I took up the Tarot when living in an eyrie room atop Mrs. Douglas’s house in view of the ocean. I meant it to provide a way to generate plots for stories and novels. I found much more. When living with Pat Q., I started studying magic and Tarot. I became disgusted one day, and said, “If there is anything to this Tarot, then let the next card be the Page of Cups!” I cut the cards.
Yup. Page of Cup.
Whooah! So, given my mystical frame of mind, perhaps it’s not surprising that one day, I say, “I’m going out right now and find my apartment!” I walk from the house, and catch the first bus I find, which takes me to North Beach. From the bus I walk up Grant street, and there, on a window above the Hawaiian Bar on the corner, the red and white sign says, “Apartment for Rent.”
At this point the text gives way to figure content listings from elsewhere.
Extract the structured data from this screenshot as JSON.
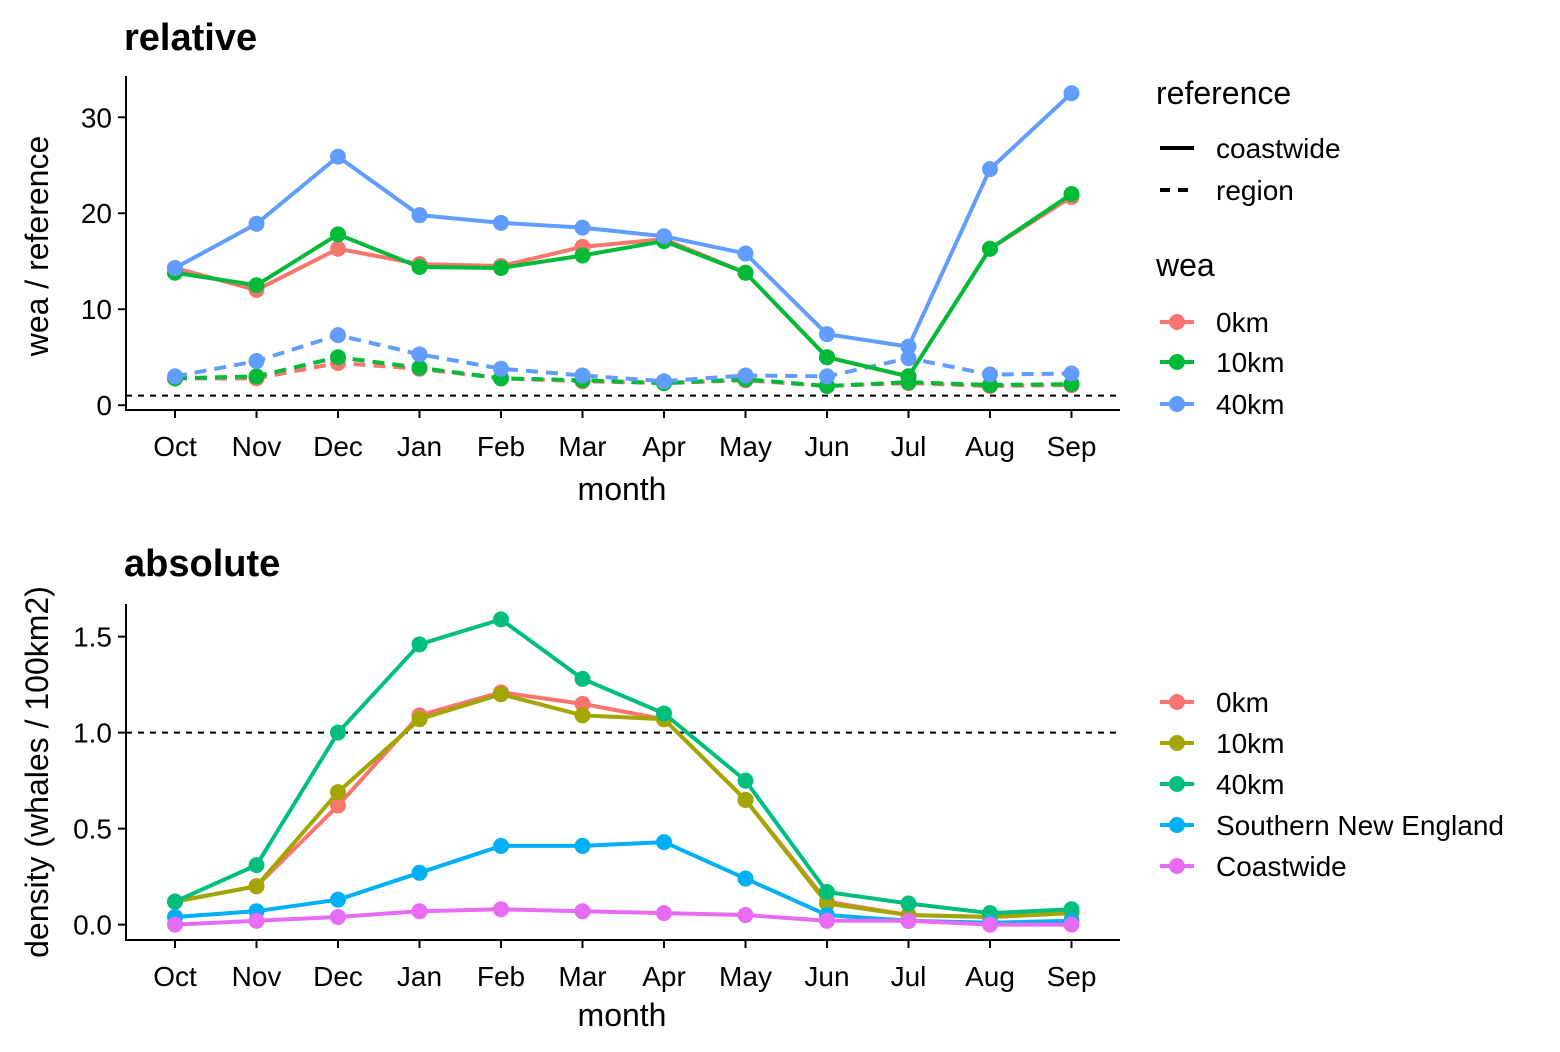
{
  "chart_data": [
    {
      "type": "line",
      "title": "relative",
      "xlabel": "month",
      "ylabel": "wea / reference",
      "categories": [
        "Oct",
        "Nov",
        "Dec",
        "Jan",
        "Feb",
        "Mar",
        "Apr",
        "May",
        "Jun",
        "Jul",
        "Aug",
        "Sep"
      ],
      "ylim": [
        -0.5,
        34.3
      ],
      "yticks": [
        0,
        10,
        20,
        30
      ],
      "reference_line": 1,
      "grid": false,
      "legend_position": "right",
      "linetype_legend": {
        "title": "reference",
        "entries": [
          "coastwide",
          "region"
        ]
      },
      "color_legend": {
        "title": "wea",
        "entries": [
          "0km",
          "10km",
          "40km"
        ]
      },
      "series": [
        {
          "name": "0km",
          "reference": "coastwide",
          "color": "#F8766D",
          "values": [
            14.3,
            12.0,
            16.3,
            14.7,
            14.5,
            16.5,
            17.3,
            13.8,
            5.0,
            3.0,
            16.3,
            21.7
          ]
        },
        {
          "name": "10km",
          "reference": "coastwide",
          "color": "#00BA38",
          "values": [
            13.8,
            12.5,
            17.8,
            14.4,
            14.3,
            15.6,
            17.1,
            13.8,
            5.0,
            3.0,
            16.3,
            22.0
          ]
        },
        {
          "name": "40km",
          "reference": "coastwide",
          "color": "#619CFF",
          "values": [
            14.3,
            18.9,
            25.9,
            19.8,
            19.0,
            18.5,
            17.6,
            15.8,
            7.4,
            6.1,
            24.6,
            32.5
          ]
        },
        {
          "name": "0km",
          "reference": "region",
          "color": "#F8766D",
          "values": [
            2.8,
            2.8,
            4.4,
            3.8,
            2.8,
            2.5,
            2.3,
            2.6,
            2.0,
            2.3,
            2.0,
            2.1
          ]
        },
        {
          "name": "10km",
          "reference": "region",
          "color": "#00BA38",
          "values": [
            2.8,
            3.0,
            5.0,
            3.9,
            2.8,
            2.6,
            2.3,
            2.7,
            2.0,
            2.4,
            2.1,
            2.2
          ]
        },
        {
          "name": "40km",
          "reference": "region",
          "color": "#619CFF",
          "values": [
            3.0,
            4.6,
            7.3,
            5.3,
            3.8,
            3.1,
            2.5,
            3.1,
            3.0,
            4.9,
            3.2,
            3.3
          ]
        }
      ]
    },
    {
      "type": "line",
      "title": "absolute",
      "xlabel": "month",
      "ylabel": "density (whales / 100km2)",
      "categories": [
        "Oct",
        "Nov",
        "Dec",
        "Jan",
        "Feb",
        "Mar",
        "Apr",
        "May",
        "Jun",
        "Jul",
        "Aug",
        "Sep"
      ],
      "ylim": [
        -0.08,
        1.67
      ],
      "yticks": [
        "0.0",
        "0.5",
        "1.0",
        "1.5"
      ],
      "reference_line": 1,
      "grid": false,
      "legend_position": "right",
      "series": [
        {
          "name": "0km",
          "color": "#F8766D",
          "values": [
            0.12,
            0.2,
            0.62,
            1.09,
            1.21,
            1.15,
            1.07,
            0.65,
            0.12,
            0.05,
            0.04,
            0.06
          ]
        },
        {
          "name": "10km",
          "color": "#A3A500",
          "values": [
            0.12,
            0.2,
            0.69,
            1.07,
            1.2,
            1.09,
            1.07,
            0.65,
            0.11,
            0.05,
            0.04,
            0.06
          ]
        },
        {
          "name": "40km",
          "color": "#00BF7D",
          "values": [
            0.12,
            0.31,
            1.0,
            1.46,
            1.59,
            1.28,
            1.1,
            0.75,
            0.17,
            0.11,
            0.06,
            0.08
          ]
        },
        {
          "name": "Southern New England",
          "color": "#00B0F6",
          "values": [
            0.04,
            0.07,
            0.13,
            0.27,
            0.41,
            0.41,
            0.43,
            0.24,
            0.05,
            0.02,
            0.01,
            0.02
          ]
        },
        {
          "name": "Coastwide",
          "color": "#E76BF3",
          "values": [
            0.0,
            0.02,
            0.04,
            0.07,
            0.08,
            0.07,
            0.06,
            0.05,
            0.02,
            0.02,
            0.0,
            0.0
          ]
        }
      ]
    }
  ]
}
Quickly, I ran back down the hill to City Lights Bookstore, where I grabbed a copy of the I Ching, and picked a page at random. “Supreme Success!” is the name of the Hexigram.
I rented the apartment immediately, from the lady manager of the Hawaiian Bar, and moved in. The apartment was a vast success in one way, because my neighbor was giving up his kitty whom he called Gish. He said he had two cats and only needed one, and he was taking Gish to the Humane Society.
At the time, I believed they killed the cats there. Later I discovered that most cats at the San Francisco Humane Society get placed with new homes, but at the time I thought it was a death sentence. I’d not had a cat because I thought life in an apartment wasn’t much compared to wandering free.
But I figured life in an apartment would be better than being killed, so I took young Gish and named her Rosie the Cat, and we spent the rest of her life together, but that’s another story.
As regards living in the apartment, Rosie liked it because there was a mouse to chase, and cockroaches to eat. There was also plenty of late-night Hawaiian music from the apartment, and a number of other unique features. In fact, thinky back, it was The Apartment From Hell.
But getting back to this photograph book in my college years. In this one photograph are shown a bunch of bums drinking wine, standing around the street sign for Grant and Green. In the upper left you see the bay window of the apartment on the next floor.
This was to be my window. From that window, had I been there for the photo, I could have leaned out and, with a yardstick, smacked the bums on the head.
Too bad I wasn’t there, until ten years later.
Though oddly, when I arrived ten years later, the bums were still there.